@yuchenlin Let's consider special case, when array has only two elements [a,b]. Then there are three cases:

k<a && k<b
k>a && k> b
k<a && k>b

In the first case number of moves equals a-k+b-k, and it is not hard to mention that the expression has minimum when k -> b or k->a. The second case is analogically the same. In the third case moves = a-k+k-b = a-b, which already shows that anyway result will be the same if k = a or k == b.

Now let's consider when there are 3 elements [a,b,c]. Let's skip the cases when k is more than all elements and k is less than all elements, because it is clear that minimum cannot be reached for that cases.
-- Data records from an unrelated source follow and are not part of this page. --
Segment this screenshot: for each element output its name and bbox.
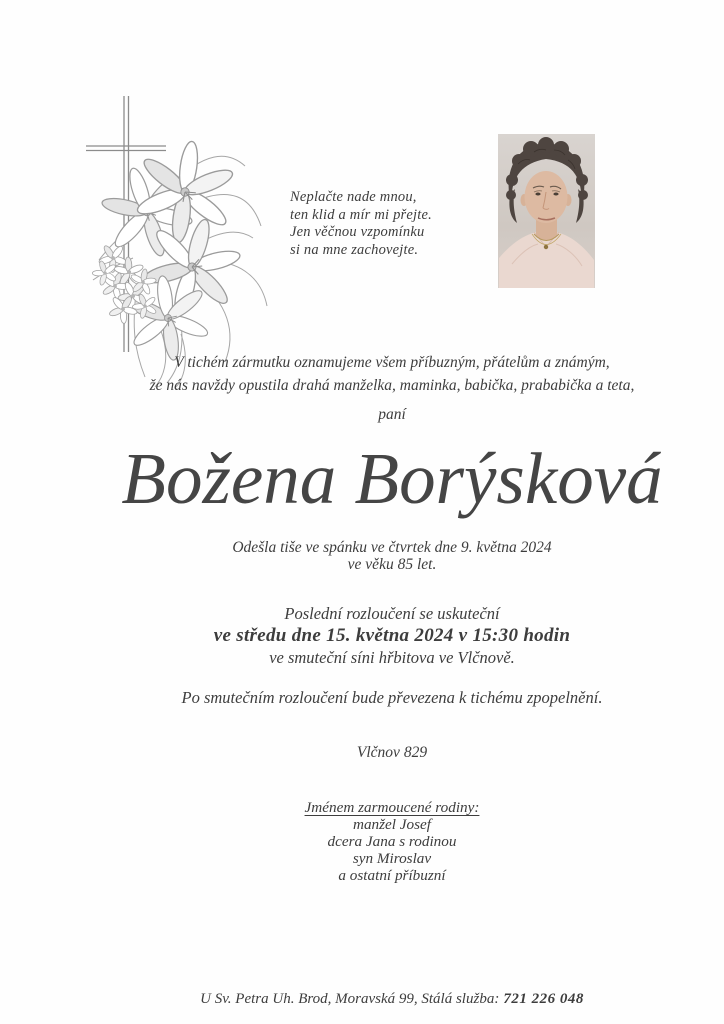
- cremation-note: Po smutečním rozloučení bude převezena k tichému zpopelnění.: [181, 688, 603, 707]
- funeral-service-contact: [60, 991, 724, 1008]
- poem-line: si na mne zachovejte.: [290, 241, 419, 258]
- family-member: manžel Josef: [352, 816, 432, 833]
- farewell-place-line: ve smuteční síni hřbitova ve Vlčnově.: [269, 648, 515, 667]
- farewell-intro-line: Poslední rozloučení se uskuteční: [284, 604, 500, 623]
- family-section: [60, 799, 724, 884]
- deceased-name: Božena Borýsková: [121, 438, 663, 519]
- portrait-photo: [498, 134, 595, 288]
- intro-line: že nás navždy opustila drahá manželka, maminka, babička, prababička a teta,: [149, 377, 635, 394]
- poem-line: Jen věčnou vzpomínku: [290, 224, 425, 240]
- family-member: a ostatní příbuzní: [338, 867, 446, 884]
- announcement-intro: [60, 351, 724, 397]
- intro-line: V tichém zármutku oznamujeme všem příbuzným, přátelům a známým,: [174, 354, 610, 371]
- portrait-photo-image: [498, 134, 595, 288]
- honorific: paní: [378, 406, 406, 423]
- funeral-service-address: U Sv. Petra Uh. Brod, Moravská 99, Stálá služba:: [200, 991, 500, 1007]
- death-age-line: ve věku 85 let.: [347, 556, 437, 573]
- death-info: [60, 539, 724, 573]
- memorial-poem: [290, 189, 432, 259]
- farewell-date-line: ve středu dne 15. května 2024 v 15:30 hodin: [213, 625, 571, 646]
- family-member: dcera Jana s rodinou: [327, 833, 457, 850]
- home-address: Vlčnov 829: [356, 744, 428, 761]
- family-member: syn Miroslav: [352, 850, 432, 867]
- death-date-line: Odešla tiše ve spánku ve čtvrtek dne 9. května 2024: [232, 539, 552, 556]
- cross-and-lilies-icon: [75, 90, 275, 390]
- family-header: Jménem zarmoucené rodiny:: [304, 799, 480, 816]
- memorial-artwork: [75, 90, 275, 390]
- poem-line: Neplačte nade mnou,: [290, 189, 417, 205]
- funeral-service-phone: 721 226 048: [503, 991, 584, 1007]
- farewell-info: [60, 603, 724, 668]
- poem-line: ten klid a mír mi přejte.: [290, 206, 432, 223]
Then we have two cases:

k>a && k> b && k<c
k>a && k>b && k<c

In the first case, moves = k-a+k-b+c-k = k - a - b + c, thus you can understand that k must be equal to a or b to minimize the moves. The second case shows analogically the same thing. Know let's consider general case when array has n elements [a1,a2,a3,... an]. The same way as in previous example, let's skip the corner cases when k is larger than all elements and k is less than all elements. Then moves = k - a1 + k - a2 + ...+ k - ai + a(i+1) -k + a(i+2) -k +...+ an-k. (where k >ai && k<a(i+1)) As a result k's in the expression will compensate each other and it gives some the expression like an +a(n-1)+...+ai-k+a(i-1) -k +...+aj-k-a(j-1)-a(j-2)- ...-a2-a1. From here it is understandable that k must be equal to ai in order to minimize the result of the expression. Analogically you can see that fact considering the case when k is more than most of the elements.

P.S: Actually, it is also understandable from that explanation that minimum can be reached when k equals to the median element.